The same goes for friends and family. Don’t take everything they say personally; it will only lead to unnecessary conflict and hurt feelings.
9. Practice Mindfulness
Mindfulness means being present in the moment and aware of your thoughts, feelings, and surroundings without judgment. It sounds simple, but it can be hard to do when you’re used to letting your mind wander.
Mindfulness can help you reduce stress, anxiety, and negative thoughts. If you find that everything bothers you, practicing mindfulness may help you become more aware of your thoughts and emotions so you can let them go.
It can help you become more aware of your triggers and learn how to deal with them constructively.
10. Talk to Someone You Trust
It can be helpful to talk to someone you trust about the things that are bothering you.
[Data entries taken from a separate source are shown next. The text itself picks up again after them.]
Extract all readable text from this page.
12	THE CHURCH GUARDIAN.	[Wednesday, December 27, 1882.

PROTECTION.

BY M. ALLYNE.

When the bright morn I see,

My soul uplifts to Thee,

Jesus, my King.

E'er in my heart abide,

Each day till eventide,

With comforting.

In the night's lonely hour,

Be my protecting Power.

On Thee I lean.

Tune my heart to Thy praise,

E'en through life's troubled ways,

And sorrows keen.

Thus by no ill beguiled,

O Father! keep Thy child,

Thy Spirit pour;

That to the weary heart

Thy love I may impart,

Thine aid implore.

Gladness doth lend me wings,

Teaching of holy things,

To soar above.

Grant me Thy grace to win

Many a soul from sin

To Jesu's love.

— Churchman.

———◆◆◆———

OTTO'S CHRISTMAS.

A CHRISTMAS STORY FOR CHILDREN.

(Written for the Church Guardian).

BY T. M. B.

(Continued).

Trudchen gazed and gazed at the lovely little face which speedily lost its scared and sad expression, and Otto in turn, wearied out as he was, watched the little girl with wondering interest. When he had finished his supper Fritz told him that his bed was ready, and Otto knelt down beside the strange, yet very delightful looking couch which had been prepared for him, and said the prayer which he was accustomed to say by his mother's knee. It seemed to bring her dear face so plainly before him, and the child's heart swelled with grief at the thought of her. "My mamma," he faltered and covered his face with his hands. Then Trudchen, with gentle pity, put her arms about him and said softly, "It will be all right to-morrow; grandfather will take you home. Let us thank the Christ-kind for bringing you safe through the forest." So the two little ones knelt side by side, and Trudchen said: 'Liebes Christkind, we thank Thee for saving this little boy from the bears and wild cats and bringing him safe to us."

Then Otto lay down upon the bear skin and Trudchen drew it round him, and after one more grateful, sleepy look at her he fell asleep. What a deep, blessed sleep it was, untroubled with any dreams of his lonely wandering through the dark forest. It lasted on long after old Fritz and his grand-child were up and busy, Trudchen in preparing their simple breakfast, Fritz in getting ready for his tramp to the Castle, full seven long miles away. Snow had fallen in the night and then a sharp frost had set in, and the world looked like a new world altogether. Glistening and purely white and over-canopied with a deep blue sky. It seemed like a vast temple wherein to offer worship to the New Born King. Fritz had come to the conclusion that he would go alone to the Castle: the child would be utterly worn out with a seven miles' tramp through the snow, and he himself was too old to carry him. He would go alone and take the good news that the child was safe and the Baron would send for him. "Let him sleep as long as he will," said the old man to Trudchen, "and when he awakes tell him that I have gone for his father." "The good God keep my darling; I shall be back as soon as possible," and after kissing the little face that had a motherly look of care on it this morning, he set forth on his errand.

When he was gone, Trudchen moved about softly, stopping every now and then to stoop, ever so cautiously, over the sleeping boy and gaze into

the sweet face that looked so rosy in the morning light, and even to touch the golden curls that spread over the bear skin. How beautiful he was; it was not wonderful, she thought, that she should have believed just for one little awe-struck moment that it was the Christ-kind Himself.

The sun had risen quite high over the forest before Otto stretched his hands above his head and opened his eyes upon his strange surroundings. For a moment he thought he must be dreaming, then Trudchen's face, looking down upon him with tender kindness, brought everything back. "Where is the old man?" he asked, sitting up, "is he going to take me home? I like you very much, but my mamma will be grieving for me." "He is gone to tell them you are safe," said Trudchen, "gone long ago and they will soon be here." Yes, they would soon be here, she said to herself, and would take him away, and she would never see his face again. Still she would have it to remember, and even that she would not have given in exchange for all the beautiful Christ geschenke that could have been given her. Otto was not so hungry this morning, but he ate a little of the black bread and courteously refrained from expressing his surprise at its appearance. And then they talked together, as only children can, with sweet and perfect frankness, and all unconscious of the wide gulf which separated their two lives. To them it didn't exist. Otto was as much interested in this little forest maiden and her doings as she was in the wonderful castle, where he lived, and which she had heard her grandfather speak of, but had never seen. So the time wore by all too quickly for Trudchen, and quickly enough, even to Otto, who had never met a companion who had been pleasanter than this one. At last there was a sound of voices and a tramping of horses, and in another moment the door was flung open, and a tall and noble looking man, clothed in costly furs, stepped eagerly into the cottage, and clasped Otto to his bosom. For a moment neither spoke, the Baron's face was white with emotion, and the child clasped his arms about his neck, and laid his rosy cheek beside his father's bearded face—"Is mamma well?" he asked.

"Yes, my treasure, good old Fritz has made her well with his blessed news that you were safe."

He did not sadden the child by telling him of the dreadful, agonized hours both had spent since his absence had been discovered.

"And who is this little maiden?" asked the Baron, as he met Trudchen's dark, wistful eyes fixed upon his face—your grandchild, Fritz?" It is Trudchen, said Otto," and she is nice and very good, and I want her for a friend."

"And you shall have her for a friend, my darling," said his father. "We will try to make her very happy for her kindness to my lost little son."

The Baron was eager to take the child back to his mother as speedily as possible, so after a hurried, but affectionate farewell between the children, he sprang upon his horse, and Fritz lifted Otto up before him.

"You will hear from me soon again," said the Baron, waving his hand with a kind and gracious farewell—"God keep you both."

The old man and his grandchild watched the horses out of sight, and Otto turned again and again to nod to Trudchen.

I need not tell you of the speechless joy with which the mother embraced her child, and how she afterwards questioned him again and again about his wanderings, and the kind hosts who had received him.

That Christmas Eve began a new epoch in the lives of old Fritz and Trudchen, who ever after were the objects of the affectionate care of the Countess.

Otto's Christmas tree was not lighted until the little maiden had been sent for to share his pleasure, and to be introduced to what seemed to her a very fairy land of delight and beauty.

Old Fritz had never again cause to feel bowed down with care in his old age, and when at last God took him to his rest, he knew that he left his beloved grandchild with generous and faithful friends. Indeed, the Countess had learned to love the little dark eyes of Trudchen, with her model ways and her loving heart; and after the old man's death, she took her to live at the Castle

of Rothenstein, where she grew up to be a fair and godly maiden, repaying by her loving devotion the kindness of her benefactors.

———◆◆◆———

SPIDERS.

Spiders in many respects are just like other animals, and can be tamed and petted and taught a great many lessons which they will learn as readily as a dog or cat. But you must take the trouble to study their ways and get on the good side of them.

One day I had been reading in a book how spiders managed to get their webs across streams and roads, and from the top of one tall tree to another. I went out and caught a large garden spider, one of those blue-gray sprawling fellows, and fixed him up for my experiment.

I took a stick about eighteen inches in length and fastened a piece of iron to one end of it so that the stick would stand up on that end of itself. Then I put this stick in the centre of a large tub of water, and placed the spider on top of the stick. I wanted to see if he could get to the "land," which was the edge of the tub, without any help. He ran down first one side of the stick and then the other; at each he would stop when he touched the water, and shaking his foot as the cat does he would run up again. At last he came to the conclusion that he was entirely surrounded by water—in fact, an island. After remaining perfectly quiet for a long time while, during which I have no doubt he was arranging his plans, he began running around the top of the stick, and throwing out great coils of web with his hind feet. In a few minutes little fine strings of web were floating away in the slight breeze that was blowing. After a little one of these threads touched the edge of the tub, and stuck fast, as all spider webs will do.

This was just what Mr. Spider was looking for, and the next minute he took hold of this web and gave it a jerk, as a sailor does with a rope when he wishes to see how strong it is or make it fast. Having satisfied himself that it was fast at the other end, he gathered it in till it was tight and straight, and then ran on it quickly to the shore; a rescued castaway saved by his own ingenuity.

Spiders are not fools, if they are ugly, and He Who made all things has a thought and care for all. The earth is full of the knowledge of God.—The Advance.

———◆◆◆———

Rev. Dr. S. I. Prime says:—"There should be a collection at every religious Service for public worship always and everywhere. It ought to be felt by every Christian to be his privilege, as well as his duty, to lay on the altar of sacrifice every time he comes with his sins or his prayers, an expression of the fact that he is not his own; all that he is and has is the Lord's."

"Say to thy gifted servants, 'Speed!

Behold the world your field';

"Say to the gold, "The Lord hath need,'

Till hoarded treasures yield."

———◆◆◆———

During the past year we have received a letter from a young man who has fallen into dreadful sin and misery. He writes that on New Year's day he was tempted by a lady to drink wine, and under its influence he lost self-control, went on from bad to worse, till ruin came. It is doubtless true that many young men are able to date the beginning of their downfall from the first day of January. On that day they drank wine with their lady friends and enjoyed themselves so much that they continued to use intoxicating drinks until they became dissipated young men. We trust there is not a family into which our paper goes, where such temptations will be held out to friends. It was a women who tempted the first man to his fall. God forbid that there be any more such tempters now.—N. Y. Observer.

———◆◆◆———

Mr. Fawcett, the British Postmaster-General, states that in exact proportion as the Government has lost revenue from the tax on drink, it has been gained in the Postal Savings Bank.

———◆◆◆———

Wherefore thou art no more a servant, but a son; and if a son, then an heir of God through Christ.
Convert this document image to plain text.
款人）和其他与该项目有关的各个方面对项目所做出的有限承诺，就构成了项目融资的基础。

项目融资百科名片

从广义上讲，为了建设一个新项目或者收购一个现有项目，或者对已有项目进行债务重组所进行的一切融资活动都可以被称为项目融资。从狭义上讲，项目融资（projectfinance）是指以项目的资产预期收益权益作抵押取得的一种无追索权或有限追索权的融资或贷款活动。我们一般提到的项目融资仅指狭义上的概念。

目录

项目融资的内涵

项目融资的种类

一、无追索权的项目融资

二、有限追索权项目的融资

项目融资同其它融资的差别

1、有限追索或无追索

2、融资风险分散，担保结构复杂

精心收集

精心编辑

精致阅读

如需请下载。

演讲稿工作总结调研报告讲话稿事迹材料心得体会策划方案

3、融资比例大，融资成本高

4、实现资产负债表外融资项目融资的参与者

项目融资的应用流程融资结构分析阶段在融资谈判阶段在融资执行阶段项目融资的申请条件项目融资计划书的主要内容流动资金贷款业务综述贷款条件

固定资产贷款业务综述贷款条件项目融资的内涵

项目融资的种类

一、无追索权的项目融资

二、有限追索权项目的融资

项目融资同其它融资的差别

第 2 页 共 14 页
They could be your partner, a friend, or a therapist.
However, it’s advisable to talk to someone not involved in the situation and be candid with them. Talking about your triggers can help you understand them better and figure out how to deal with them.
11. Focus on What You Can Control
We can’t control everything that happens to us, but we can control how we react. When you find yourself getting easily triggered and upset, try to focus on what you can control. To do this, ask yourself three questions:
- What can I control?
- What can’t I control?
- How can I best deal with what I can’t control?
By focusing on what you CAN control, you’ll feel more in control of your life and less at the mercy of outside forces. And that can make a big difference in your overall happiness.
12. Don’t Bottle Up Your Feelings
Bottling up your feelings is never a good idea. It’s essential to express how you’re feeling, whether it’s anger, sadness, anxiety, or anything else.
Keeping everything inside will only make things worse. Start by talking to a trusted friend or family member about what’s happening.
If you’re not ready to talk to someone else, you can always express your feelings by writing in a journal, painting, or drawing. Art can be very therapeutic, especially when you’re feeling overwhelmed.
13. Create a Plan to Deal With Your Triggers
One of the best ways to deal with your triggers is to have a plan in place. This way, when something happens that bothers you, you’ll know exactly what to do.
However, you can’t create a plan without identifying your triggers. Once you know the things that bother you the most, you can try to avoid them if possible.
If you can’t avoid them, come up with a plan for how to deal with your triggers. For example, if you get upset every time your boss yells at you, try to have a conversation with them about it. Never let your triggers control you.
If you find that everything bothers you, you should seek ways to deal with your triggers. Otherwise, they will continue to control your life and make you unhappy.
Try some of the tips above and see what works for you. And if you need help finding ways to deal with your triggers, don’t hesitate to reach out to a therapist or counselor.
They can help you create a plan to deal with your triggers in a healthy and constructive way.